Improving insulin sensitivity with lifestyle changes or medications usually improves glucose and lipid levels in patients with diabetes and hyperlipidemia. Improving insulin sensitivity in these patients is expected to improve liver disease, but in many diabetic/hyperlipidemic patients with NAFLD, the appropriate control of glucose and lipid levels is not always accompanied by improvement of the liver condition.

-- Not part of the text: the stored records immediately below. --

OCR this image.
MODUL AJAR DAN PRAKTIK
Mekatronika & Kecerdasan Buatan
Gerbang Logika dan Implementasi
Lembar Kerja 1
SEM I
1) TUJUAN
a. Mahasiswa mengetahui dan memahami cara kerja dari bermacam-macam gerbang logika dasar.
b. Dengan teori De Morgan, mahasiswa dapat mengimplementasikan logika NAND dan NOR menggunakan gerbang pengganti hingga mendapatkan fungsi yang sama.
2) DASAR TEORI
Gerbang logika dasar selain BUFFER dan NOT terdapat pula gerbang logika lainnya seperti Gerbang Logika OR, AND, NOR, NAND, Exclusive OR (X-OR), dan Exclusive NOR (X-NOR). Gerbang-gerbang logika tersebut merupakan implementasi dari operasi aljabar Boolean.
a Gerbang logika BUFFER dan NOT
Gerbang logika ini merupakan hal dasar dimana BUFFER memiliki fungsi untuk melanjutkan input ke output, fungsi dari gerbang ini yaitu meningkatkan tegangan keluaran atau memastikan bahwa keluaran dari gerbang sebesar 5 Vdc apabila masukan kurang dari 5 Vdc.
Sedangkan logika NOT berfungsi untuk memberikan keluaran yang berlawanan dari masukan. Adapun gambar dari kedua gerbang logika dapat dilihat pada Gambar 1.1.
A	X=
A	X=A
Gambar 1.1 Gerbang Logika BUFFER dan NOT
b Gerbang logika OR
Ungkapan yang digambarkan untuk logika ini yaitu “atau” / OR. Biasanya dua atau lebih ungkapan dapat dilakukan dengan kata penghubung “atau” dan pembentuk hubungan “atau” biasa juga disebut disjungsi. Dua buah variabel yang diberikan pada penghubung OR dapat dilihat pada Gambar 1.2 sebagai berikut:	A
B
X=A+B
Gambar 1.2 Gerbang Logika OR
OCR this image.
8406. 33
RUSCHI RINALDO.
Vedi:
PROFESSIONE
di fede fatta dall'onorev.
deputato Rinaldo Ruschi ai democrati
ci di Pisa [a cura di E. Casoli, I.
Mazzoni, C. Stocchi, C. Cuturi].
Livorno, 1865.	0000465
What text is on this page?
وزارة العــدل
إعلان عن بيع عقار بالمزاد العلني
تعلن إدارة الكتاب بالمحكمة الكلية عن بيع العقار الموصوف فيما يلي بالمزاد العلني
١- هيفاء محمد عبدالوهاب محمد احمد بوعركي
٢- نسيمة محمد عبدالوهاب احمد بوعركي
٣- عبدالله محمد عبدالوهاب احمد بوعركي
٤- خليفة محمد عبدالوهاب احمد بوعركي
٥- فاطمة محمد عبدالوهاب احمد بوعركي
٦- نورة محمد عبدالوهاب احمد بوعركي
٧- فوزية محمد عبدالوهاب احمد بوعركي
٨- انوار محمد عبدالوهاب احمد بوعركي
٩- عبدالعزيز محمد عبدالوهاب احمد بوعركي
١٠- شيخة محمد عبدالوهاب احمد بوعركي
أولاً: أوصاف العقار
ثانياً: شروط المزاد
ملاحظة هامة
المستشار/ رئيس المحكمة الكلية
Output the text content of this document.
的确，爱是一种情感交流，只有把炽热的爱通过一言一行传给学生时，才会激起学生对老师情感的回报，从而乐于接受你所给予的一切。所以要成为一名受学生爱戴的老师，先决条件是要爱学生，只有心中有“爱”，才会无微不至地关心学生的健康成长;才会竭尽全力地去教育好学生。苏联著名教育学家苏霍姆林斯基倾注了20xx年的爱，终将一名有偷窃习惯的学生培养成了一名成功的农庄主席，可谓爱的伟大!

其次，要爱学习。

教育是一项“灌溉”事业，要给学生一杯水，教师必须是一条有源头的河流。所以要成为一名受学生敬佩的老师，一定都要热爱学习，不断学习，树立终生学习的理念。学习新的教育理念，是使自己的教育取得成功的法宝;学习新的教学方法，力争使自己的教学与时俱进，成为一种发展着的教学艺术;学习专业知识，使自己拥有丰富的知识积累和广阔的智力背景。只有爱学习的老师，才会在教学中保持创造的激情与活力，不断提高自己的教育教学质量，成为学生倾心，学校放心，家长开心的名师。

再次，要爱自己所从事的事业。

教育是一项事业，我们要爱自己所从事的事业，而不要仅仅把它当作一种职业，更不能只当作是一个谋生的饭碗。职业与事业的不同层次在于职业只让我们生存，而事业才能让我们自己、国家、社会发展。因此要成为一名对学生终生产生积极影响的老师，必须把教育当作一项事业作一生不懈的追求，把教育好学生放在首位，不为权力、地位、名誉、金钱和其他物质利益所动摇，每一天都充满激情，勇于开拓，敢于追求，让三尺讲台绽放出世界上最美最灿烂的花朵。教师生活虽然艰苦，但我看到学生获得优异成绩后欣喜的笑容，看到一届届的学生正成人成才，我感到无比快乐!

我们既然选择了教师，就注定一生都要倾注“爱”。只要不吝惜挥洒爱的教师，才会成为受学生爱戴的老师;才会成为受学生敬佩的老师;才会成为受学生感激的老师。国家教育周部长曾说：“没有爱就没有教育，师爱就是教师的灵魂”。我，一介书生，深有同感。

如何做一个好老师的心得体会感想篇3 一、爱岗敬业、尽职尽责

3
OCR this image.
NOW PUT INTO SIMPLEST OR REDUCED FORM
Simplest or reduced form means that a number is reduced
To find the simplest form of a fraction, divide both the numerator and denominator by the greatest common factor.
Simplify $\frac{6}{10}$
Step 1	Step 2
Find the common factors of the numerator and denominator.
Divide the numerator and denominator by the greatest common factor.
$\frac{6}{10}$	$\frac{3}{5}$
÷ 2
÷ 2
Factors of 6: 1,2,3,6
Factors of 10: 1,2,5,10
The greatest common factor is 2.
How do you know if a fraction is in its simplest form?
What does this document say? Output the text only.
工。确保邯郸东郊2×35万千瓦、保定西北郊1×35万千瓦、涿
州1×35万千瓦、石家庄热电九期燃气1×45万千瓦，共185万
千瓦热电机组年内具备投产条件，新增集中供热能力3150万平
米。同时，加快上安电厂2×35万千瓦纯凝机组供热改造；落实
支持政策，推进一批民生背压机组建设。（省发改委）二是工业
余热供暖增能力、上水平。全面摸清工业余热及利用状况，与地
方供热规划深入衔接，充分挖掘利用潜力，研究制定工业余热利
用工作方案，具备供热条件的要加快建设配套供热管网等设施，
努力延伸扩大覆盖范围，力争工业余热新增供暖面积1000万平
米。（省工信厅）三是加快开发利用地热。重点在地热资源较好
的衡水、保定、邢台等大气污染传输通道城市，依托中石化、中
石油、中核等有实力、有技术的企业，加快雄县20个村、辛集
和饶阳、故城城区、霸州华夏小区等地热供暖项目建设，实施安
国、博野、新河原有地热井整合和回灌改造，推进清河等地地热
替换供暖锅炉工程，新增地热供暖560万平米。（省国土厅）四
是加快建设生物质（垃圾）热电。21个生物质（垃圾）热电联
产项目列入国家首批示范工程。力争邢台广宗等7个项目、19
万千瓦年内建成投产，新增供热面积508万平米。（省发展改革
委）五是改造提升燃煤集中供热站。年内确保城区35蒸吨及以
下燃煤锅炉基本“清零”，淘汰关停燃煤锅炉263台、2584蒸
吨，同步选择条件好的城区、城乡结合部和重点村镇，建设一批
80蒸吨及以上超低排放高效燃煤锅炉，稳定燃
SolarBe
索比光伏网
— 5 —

Based on the fact that achieving and maintaining appropriate weight control is a difficult task to accomplish by most obese patients, the use of medications that can directly reduce the severity of liver damage independent of weight loss is a reasonable alternative. Pharmacological therapy may also benefit patients lacking risk factors or associated conditions such as non-obese, non-diabetic patients and those with a normal lipid profile. However, pharmacological therapy directed specifically at the liver disease has only recently been evaluated in patients with NAFLD. Most of these studies have been uncontrolled, open-label and have lasted one year or less and only few of them have evaluated the effect of treatment on liver histology. Results of pilot studies evaluating insulin sensitizer medications, antioxidants, lipid-lowering medications, and some hepatoprotective medications suggest that these drugs may be of potential benefit, but well-designed controlled trials are needed before any of them can be recommended for patients with NAFLD.

¿ General recommendations

An attempt at gradual weight loss is a useful first step in the management of patients with NAFLD as is making a concerted effort to maintain appropriate control of serum glucose and lipid levels. Perhaps along with appropriate exclusion of other liver diseases, this may be the only treatment recommendation for patients with pure steatosis and no evidence of necroinflammation or fibrosis who seem to have the best prognosis within the spectrum of NAFLD. Patients with steatohepatitis, particularly those with increased fibrosis on liver biopsy may have a worse prognosis and should be monitored closely, making a greater effort for adequate metabolic control, and be offered enrollment in well-controlled clinical trials evaluating the potential benefit of promising medications. Pharmacological therapy holds promise, but data from well-controlled clinical trials are still needed to determine not only the medications efficacy but also their long-term safety. At present, none of these medications can be recommended for the treatment of NAFLD outside ofFor those patients with cirrhotic stage NAFLD and decompensated disease, liver transplantation is a potential life-extending therapeutic alternative although some cirrhotic patients with NAFLD suffer from comorbid conditions that often reduce the usefulness of liver transplantation.